Почему же на мою книгу, которая, может быть, в какой-то мере отвечает на внутренние запросы советских людей, книгу, в которой нет лжи и клеветы, а есть правда, боль, любовь к людям, наложен запрет, почему она забрана у меня методами административного насилия, упрятана от меня и от людей, как преступный убийца?
Вот уже год, как я не знаю, цела ли моя книга, хранится ли она, может быть, она уничтожена, сожжена?
Если моя книга - ложь, пусть об этом будет сказано людям, которые хотят ее прочесть. Если книга моя - клевета, пусть будет сказано об этом. Пусть советские люди, советские читатели, для которых я пишу 30 лет, судят, что правда и что ложь в моей книге.
Но читатель лишен возможности судить меня и мой труд тем судом, который страшней любого другого суда -я имею в виду суд сердца, суд совести. Я хотел и хочу этого суда.
Мало того, что книга моя была отвергнута в редакции "Знамя", мне было рекомендовано отвечать на вопросы читателей, что работу над рукописью я не закончил еще, что работа эта затянется на долгое время. Иными словами, мне было предложено говорить неправду.

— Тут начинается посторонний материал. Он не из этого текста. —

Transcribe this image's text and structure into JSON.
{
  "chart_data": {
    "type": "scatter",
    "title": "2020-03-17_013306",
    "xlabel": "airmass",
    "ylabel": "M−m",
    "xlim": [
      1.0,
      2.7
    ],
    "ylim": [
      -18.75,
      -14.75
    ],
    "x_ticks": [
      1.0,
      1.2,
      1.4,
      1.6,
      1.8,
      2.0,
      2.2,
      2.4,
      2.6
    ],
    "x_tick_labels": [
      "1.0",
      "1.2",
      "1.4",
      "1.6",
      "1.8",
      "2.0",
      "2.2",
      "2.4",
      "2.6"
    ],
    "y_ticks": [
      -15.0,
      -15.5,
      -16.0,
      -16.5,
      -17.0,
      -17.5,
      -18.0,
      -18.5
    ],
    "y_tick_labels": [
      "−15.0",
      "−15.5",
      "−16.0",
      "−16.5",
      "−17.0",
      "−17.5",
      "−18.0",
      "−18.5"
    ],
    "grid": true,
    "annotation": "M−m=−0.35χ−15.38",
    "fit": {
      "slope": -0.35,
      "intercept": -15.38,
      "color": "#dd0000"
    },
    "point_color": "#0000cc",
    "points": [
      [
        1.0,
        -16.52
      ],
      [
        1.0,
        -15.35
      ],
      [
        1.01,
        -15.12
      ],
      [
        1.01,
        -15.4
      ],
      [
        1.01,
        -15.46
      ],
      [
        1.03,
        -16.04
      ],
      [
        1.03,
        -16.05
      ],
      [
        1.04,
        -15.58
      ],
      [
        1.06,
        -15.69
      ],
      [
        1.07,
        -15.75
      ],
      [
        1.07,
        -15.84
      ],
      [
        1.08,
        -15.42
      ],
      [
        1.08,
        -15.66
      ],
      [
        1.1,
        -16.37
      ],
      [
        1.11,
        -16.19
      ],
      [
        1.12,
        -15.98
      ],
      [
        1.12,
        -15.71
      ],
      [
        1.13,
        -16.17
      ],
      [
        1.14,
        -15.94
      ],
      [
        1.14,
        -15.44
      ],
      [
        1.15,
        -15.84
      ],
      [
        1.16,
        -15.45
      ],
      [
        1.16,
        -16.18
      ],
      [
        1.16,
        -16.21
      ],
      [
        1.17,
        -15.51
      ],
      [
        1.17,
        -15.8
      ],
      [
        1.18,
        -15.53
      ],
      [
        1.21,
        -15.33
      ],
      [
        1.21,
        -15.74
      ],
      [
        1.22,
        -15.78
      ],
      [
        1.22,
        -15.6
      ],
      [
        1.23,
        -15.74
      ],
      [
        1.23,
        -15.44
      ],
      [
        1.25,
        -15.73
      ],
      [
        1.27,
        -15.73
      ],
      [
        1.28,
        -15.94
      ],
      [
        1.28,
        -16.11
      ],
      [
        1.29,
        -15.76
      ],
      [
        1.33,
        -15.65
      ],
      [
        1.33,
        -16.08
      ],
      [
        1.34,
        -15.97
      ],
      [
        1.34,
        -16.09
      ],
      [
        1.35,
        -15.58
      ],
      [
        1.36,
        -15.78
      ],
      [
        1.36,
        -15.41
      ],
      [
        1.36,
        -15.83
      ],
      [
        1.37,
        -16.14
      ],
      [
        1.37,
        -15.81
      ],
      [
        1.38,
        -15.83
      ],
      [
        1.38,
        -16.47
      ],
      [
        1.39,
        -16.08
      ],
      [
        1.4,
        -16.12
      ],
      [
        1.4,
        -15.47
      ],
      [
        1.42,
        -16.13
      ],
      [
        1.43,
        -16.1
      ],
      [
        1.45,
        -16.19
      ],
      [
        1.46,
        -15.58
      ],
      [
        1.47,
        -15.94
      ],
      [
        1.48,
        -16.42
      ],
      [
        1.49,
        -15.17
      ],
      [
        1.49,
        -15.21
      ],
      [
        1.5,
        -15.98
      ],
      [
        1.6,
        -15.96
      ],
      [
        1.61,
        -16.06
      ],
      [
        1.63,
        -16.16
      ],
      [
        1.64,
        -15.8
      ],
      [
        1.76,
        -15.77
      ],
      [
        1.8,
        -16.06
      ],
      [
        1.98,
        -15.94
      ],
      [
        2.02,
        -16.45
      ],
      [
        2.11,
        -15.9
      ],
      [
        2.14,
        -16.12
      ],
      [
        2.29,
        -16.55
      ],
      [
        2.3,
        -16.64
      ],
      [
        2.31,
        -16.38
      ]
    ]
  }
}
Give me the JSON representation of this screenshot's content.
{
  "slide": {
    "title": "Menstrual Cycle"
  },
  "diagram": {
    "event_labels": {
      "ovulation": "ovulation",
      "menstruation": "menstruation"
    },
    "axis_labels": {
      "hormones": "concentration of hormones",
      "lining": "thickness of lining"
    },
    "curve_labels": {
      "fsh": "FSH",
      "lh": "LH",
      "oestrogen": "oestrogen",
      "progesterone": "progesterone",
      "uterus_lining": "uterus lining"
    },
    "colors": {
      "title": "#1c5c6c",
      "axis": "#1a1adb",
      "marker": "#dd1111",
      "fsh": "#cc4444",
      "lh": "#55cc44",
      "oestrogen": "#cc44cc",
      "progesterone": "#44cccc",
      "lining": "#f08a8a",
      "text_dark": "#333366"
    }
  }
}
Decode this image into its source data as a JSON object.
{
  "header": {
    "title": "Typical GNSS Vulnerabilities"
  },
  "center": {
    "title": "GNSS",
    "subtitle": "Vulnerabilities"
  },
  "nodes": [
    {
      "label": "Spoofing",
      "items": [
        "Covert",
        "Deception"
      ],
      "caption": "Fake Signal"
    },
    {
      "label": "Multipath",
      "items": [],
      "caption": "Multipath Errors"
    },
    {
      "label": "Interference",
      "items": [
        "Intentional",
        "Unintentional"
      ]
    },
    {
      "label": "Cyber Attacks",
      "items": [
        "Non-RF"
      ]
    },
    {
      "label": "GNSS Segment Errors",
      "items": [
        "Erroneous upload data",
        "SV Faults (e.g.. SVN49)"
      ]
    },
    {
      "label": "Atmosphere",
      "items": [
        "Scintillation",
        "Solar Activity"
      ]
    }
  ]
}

Мало того, когда рукопись моя была изъята, мне предложили дать подписку, что за разглашение факта изъятия рукописи я буду отвечать в уголовном порядке.
Методы, которыми все происшедшее с моей книгой хотят оставить в тайне, не есть методы борьбы с неправдой, с клеветой. Так с ложью не борются. Так борются против правды.
Что же это такое? Как понять это в свете идей XXII съезда партии?
Дорогой Никита Сергеевич! У нас теперь часто пишут и говорят, что мы возвращаемся к ленинским нормам демократии. В суровую пору гражданской войны, оккупации, хозяйственной разрухи, голода Ленин создал нормы демократии, которые во все сталинские времена казались фантастически большими.
Вы на XXII съезде партии безоговорочно осудили кровавые беззакония и жестокости, которые были совершены Сталиным. Сила и смелость, с которой Вы сделали это, дают все основания думать, что нормы нашей демократии будут расти так же, как выросли со времен разрухи, сопутствовавшей гражданской войне, нормы производства стали, угля, электричества. Ведь в росте демократии и свободы еще больше, чем в росте производства и потребления, существо нового человеческого общества. Вне беспрерывного роста норм свободы и демократии новое общество мне кажется немыслимым.
Как же понять, что в наше время у писателя производят обыск, отбирают у него книгу, пусть полную несовершенства, но написанную кровью его сердца, написанную во имя правды и любви к людям, и грозят ему тюрьмой, если он станет говорить о своем горе.
Я убежден, что самые суровые и непримиримые прокуроры моей книги должны во многом изменить свою точку зрения на нее, должны признать ошибочным ряд кардинальных обвинений, высказанных ими в адрес моей рукописи год-полтора назад - до XXII съезда.
Я прошу Вас вернуть свободу моей книге, я прошу, чтобы о моей рукописи говорили и спорили со мной редакторы, а не сотрудники Комитета Государственной Безопасности.
Нет смысла, нет правды в нынешнем положении, в моей физической свободе, когда книга, которой я отдал свою жизнь, находится в тюрьме, ведь я ее написал, ведь я не отрекался и не отрекаюсь от нее. Прошло двенадцать лет с тех пор, как я начал работу над этой книгой. Я по-прежнему считаю, что написал правду, что писал я ее, любя и жалея людей, веря в людей. Я прошу свободы моей книге.
Глубоко уважающий Вас В. Гроссман.
Москва, Беговая, 1-а, корп. 31, кв. 1.
Тел. Д-3-00-80. доб: 16".
Гроссман надеялся на то, что сумеет убедить Хрущева, что если книгу не напечатают, то хотя бы вернут ему рукопись. Он не видел "смысла в нынешнем положении". Но разве мощь насилия не заключается в его бессмысленности?
Ответ пришел не сразу, но сравнительно скоро - через месяц или два после отправки письма. Все это время Гроссман никуда не выходил из дому, ждал звонка. Однажды вышел на часок подышать воздухом, а тут и позвонили. Трубку взяла Ира, ей дали номер телефона, по которому Гроссман должен был позвонить как можно быстрее. Так он и сделал, когда вернулся с прогулки. Его приглашали к Суслову.
Они беседовали около трех часов. Гроссман записал дома по памяти (а она у него была великолепная) эту беседу. Когда Гроссман умер, вдова передала эту существовавшую в единственном экземпляре запись беседы с серым кардиналом в спецхран ЦГАЛИ. Ольга Михайловна с удовлетворением мне сообщила, что секретарь московского отделения Союза писателей генерал В. Н. Ильин одобрил этот ее поступок. Святая простота.